Landis ha uno stile tutto suo e un genere, la commedia, attraverso cui filtrare tutti gli altri (pensate alla perfetta storia noir di Tutto in una notte, titolo suo alquanto sottostimato). Una sensibilità ironica che diventa chiave di lettura del mondo, mentre il cosiddetto demenziale è un grimaldello perfetto per scardinare ipocrisie comuni. Da molti anni Landis è ai margini di Hollywood. Per un cineasta del suo talento è quasi uno scandalo. Ma sappiamo quanto gli studios siano impietosi con chi da (troppo) tempo veleggia lontano dalle classifiche degli incassi. Suo figlio Max ha sceneggiato Chronicle di Josh Trank (2012) e forse anche per lui si prospetta un futuro da figlio d'arte che onora il ricordo del padre, come nel caso di Jason Reitman (Tra le nuvole, Young Adult), figlio di Ivan, antico sodale di John e produttore di Animal House.

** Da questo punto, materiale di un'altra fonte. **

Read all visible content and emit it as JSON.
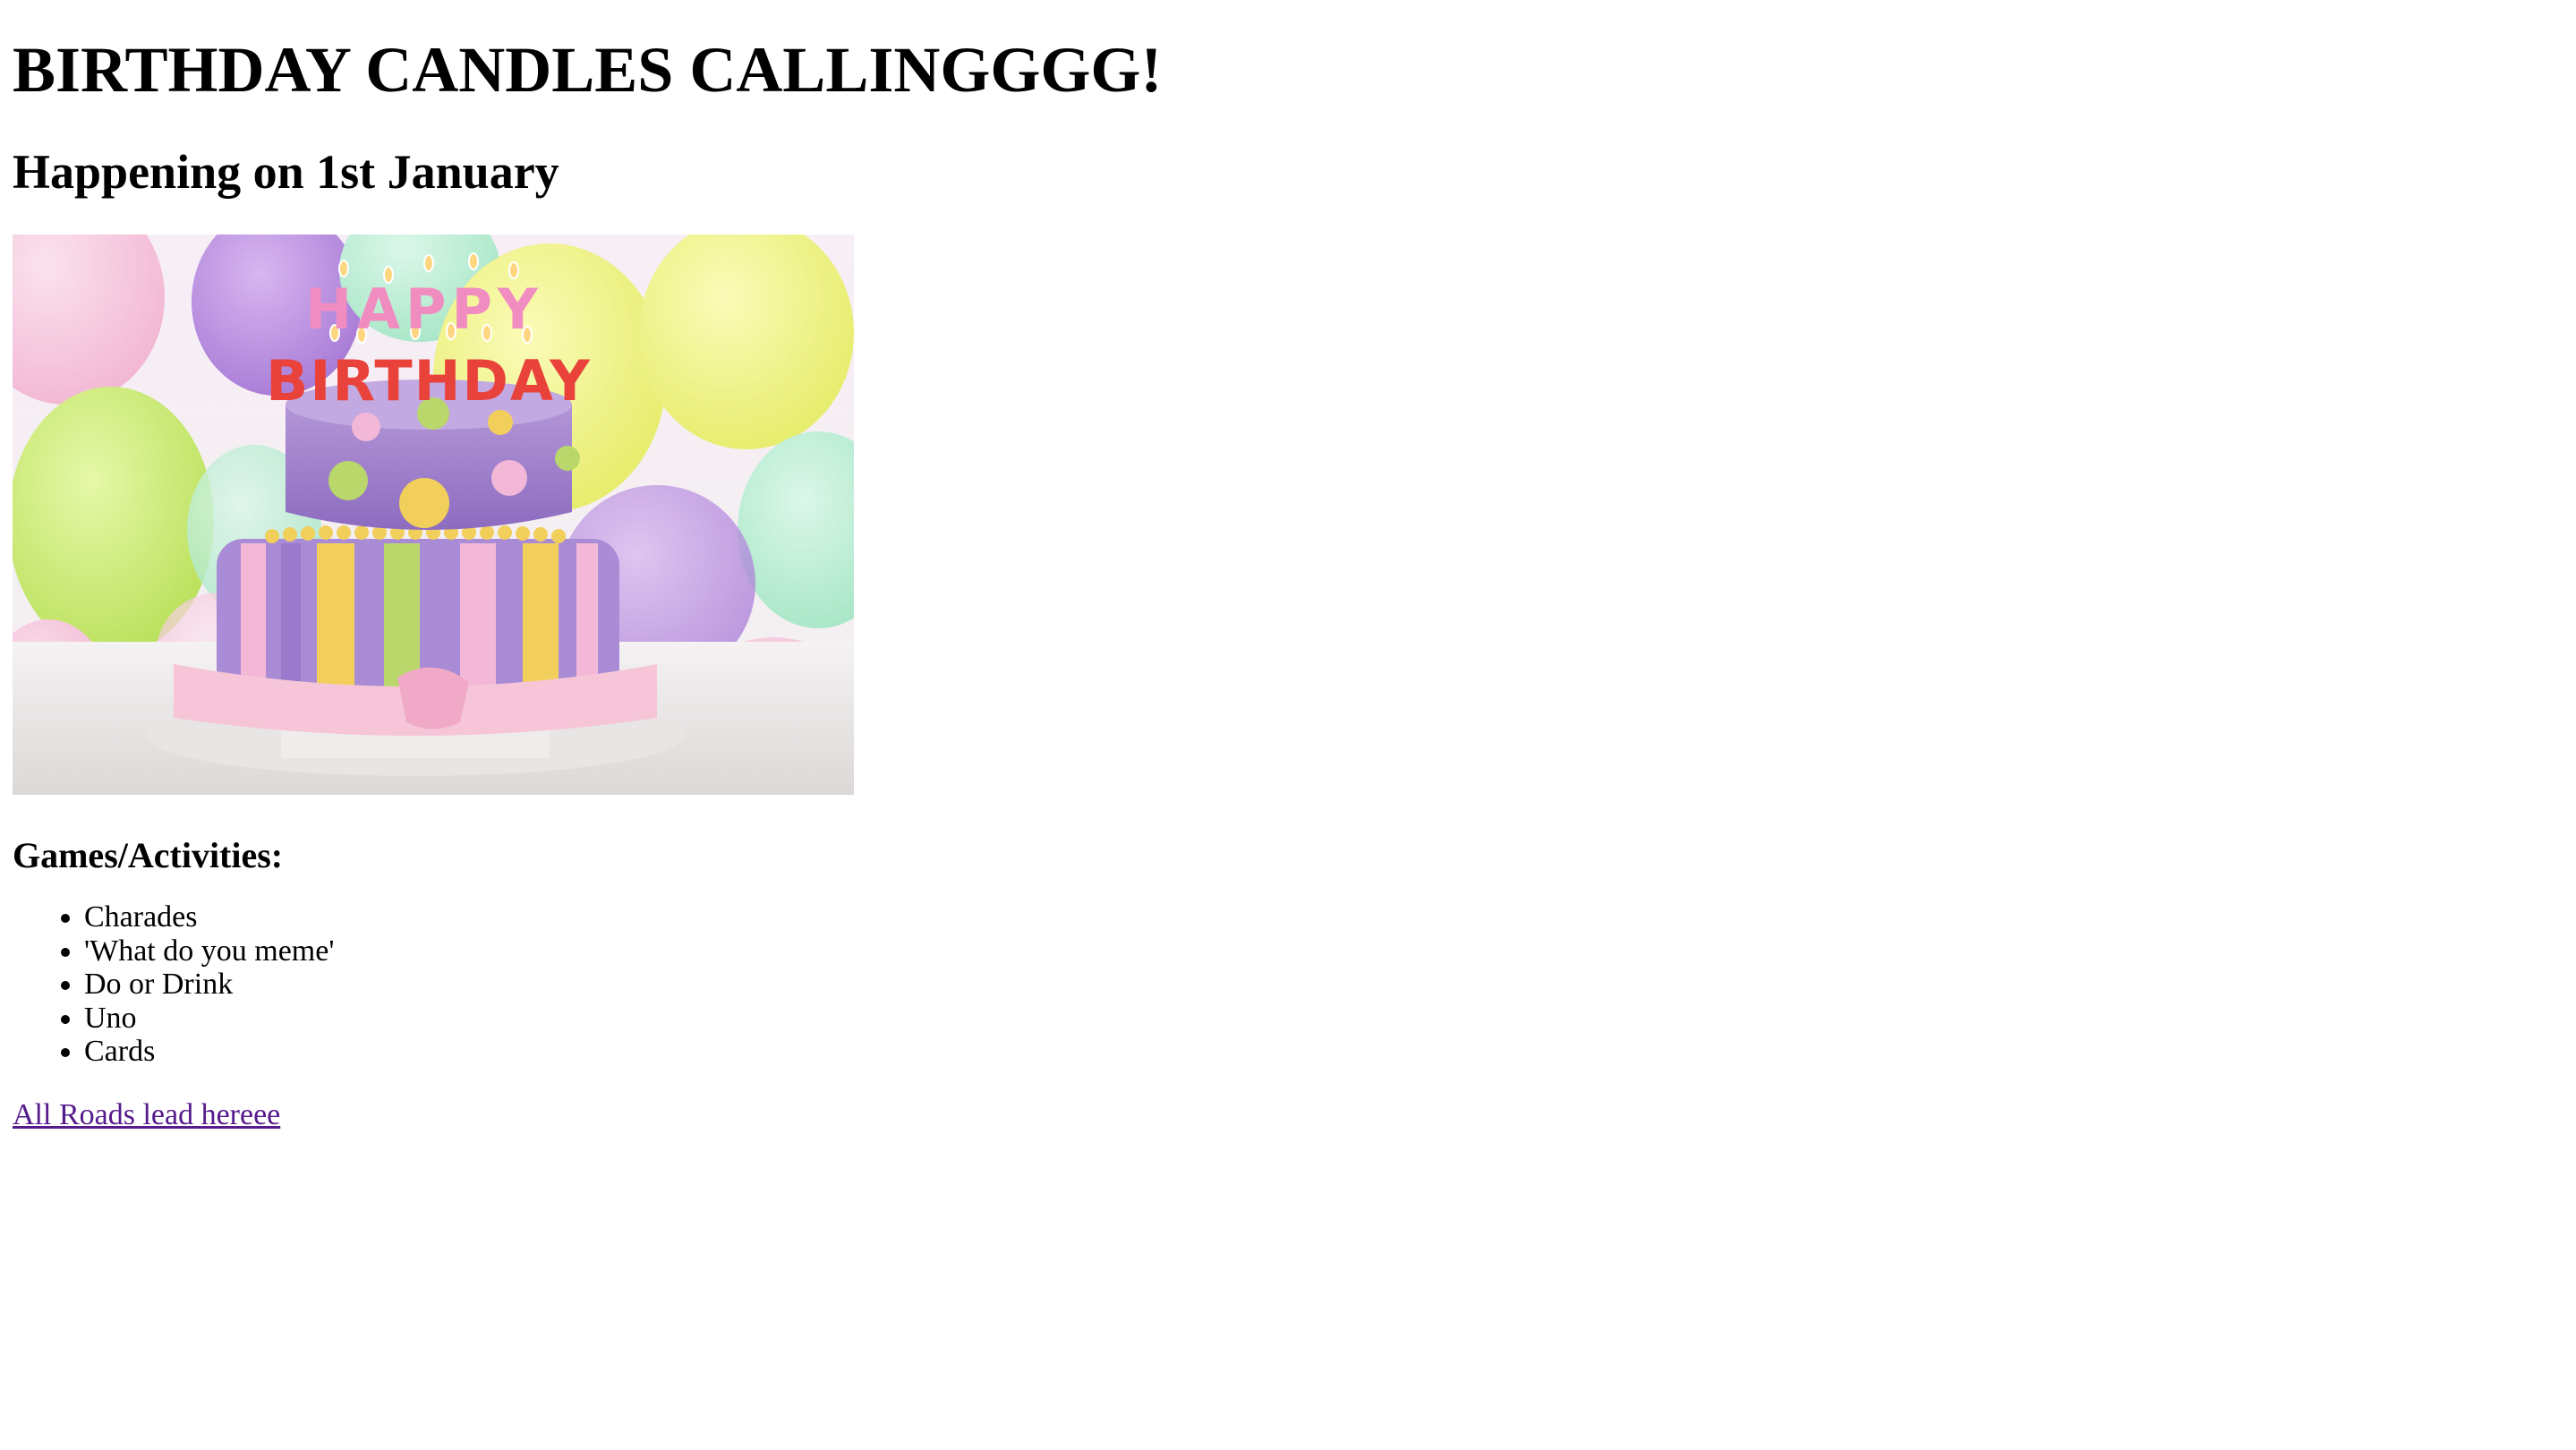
{
  "page": {
    "title": "BIRTHDAY CANDLES CALLINGGGG!",
    "subtitle": "Happening on 1st January",
    "image": {
      "icon": "birthday-cake-image",
      "cake_text_top": "HAPPY",
      "cake_text_bottom": "BIRTHDAY"
    },
    "activities_heading": "Games/Activities:",
    "activities": [
      "Charades",
      "'What do you meme'",
      "Do or Drink",
      "Uno",
      "Cards"
    ],
    "link_text": "All Roads lead hereee"
  },
  "colors": {
    "visited_link": "#551a8b",
    "text": "#000000",
    "background": "#ffffff"
  }
}
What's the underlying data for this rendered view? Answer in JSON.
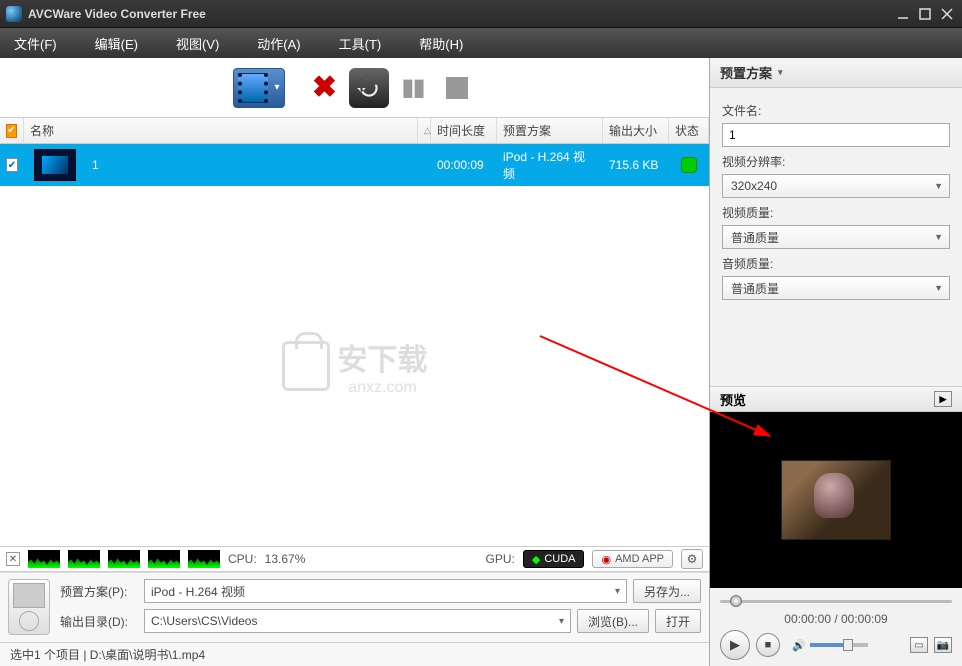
{
  "window": {
    "title": "AVCWare Video Converter Free"
  },
  "menu": {
    "file": "文件(F)",
    "edit": "编辑(E)",
    "view": "视图(V)",
    "action": "动作(A)",
    "tools": "工具(T)",
    "help": "帮助(H)"
  },
  "list": {
    "headers": {
      "name": "名称",
      "duration": "时间长度",
      "profile": "预置方案",
      "size": "输出大小",
      "status": "状态"
    },
    "row": {
      "name": "1",
      "duration": "00:00:09",
      "profile": "iPod - H.264 视频",
      "size": "715.6 KB"
    }
  },
  "watermark": {
    "brand": "安下载",
    "domain": "anxz.com"
  },
  "cpu": {
    "label": "CPU:",
    "value": "13.67%",
    "gpu_label": "GPU:",
    "cuda": "CUDA",
    "amd": "AMD APP"
  },
  "bottom": {
    "profile_label": "预置方案(P):",
    "profile_value": "iPod - H.264 视频",
    "saveas": "另存为...",
    "output_label": "输出目录(D):",
    "output_value": "C:\\Users\\CS\\Videos",
    "browse": "浏览(B)...",
    "open": "打开"
  },
  "status": "选中1 个项目 | D:\\桌面\\说明书\\1.mp4",
  "right": {
    "header": "预置方案",
    "filename_label": "文件名:",
    "filename_value": "1",
    "res_label": "视频分辨率:",
    "res_value": "320x240",
    "vq_label": "视频质量:",
    "vq_value": "普通质量",
    "aq_label": "音频质量:",
    "aq_value": "普通质量",
    "preview_label": "预览",
    "time": "00:00:00 / 00:00:09"
  }
}
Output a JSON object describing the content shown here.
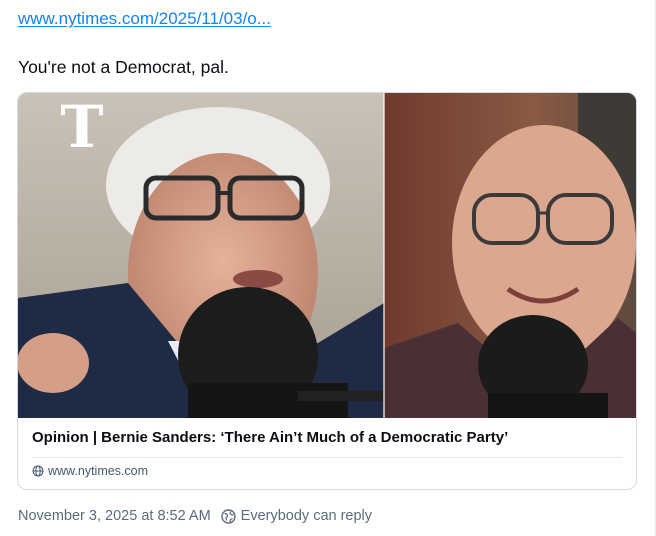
{
  "post": {
    "link_text": "www.nytimes.com/2025/11/03/o...",
    "text": "You're not a Democrat, pal."
  },
  "card": {
    "image_alt": "Bernie Sanders and interviewer at microphones",
    "title": "Opinion | Bernie Sanders: ‘There Ain’t Much of a Democratic Party’",
    "domain": "www.nytimes.com",
    "logo": "T"
  },
  "meta": {
    "timestamp": "November 3, 2025 at 8:52 AM",
    "reply_setting": "Everybody can reply"
  },
  "icons": {
    "domain": "globe-icon",
    "reply": "globe-earth-icon"
  },
  "colors": {
    "link": "#1083fe",
    "text": "#0b0f14",
    "muted": "#5b6b7c"
  }
}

Detto questo, negli ultimi anni Landis senior ha comunque realizzato piccole perle come Slasher (2004), documentario di rara intelligenza su un abilissimo venditore di automobili. Un film estremamente politico in un'epoca nella quale un presidente, George W. Bush, riusciva a "vendere" alla maggioranza degli americani qualunque panzana, a partire dalle armi di distruzione di massa di Saddam. Landis ha poi preso parte all'ambizioso (e diseguale) progetto televisivo di Mick Garris, Masters of Horror, con due episodi. Uno, Deer Woman (2005), piuttosto trascurabile a parte la magnetica bellezza della protagonista Cinthia Moura; l'altro, Family (2006), è più interessante. Racconta di un "vicino di casa" apparentemente innocuo che invece si rivela un sanguinario assassino. L'horror truce non è mai stato nelle corde del Nostro e anche in questo caso si privilegiano situazioni e figure ai limiti del grottesco. La vera punta di diamante è però recente. Con Ladri di cadaveri – Burke & Hare (2010) il regista torna al cinema di finzione ispirandosi a due loschi figuri vissuti in Scozia nel XIX secolo, William Hare e William Burke, che a Edimburgo trafugavano cadaveri da vendere a medici e cliniche per gli esperimenti. L'altra faccia del positivismo cinico e arrembante ma soprattutto la limpida metafora di un prototipo di società nella quale il mercato è talmente "libero" da non fermarsi di fronte a nulla, sacralità della vita e della persona in primis. Landis, per uno dei suoi film più politici, mantiene salda la barra dell'ironia, e proprio attraverso l'elaborazione della black comedy di stampo britannico (non casualmente il film è stato girato negli Ealing Studios, quelli delle commedie nere con Alec Guinness tipo La signora omicidi e Sangue blu) riesce a essere una volta di più implacabile e leggero.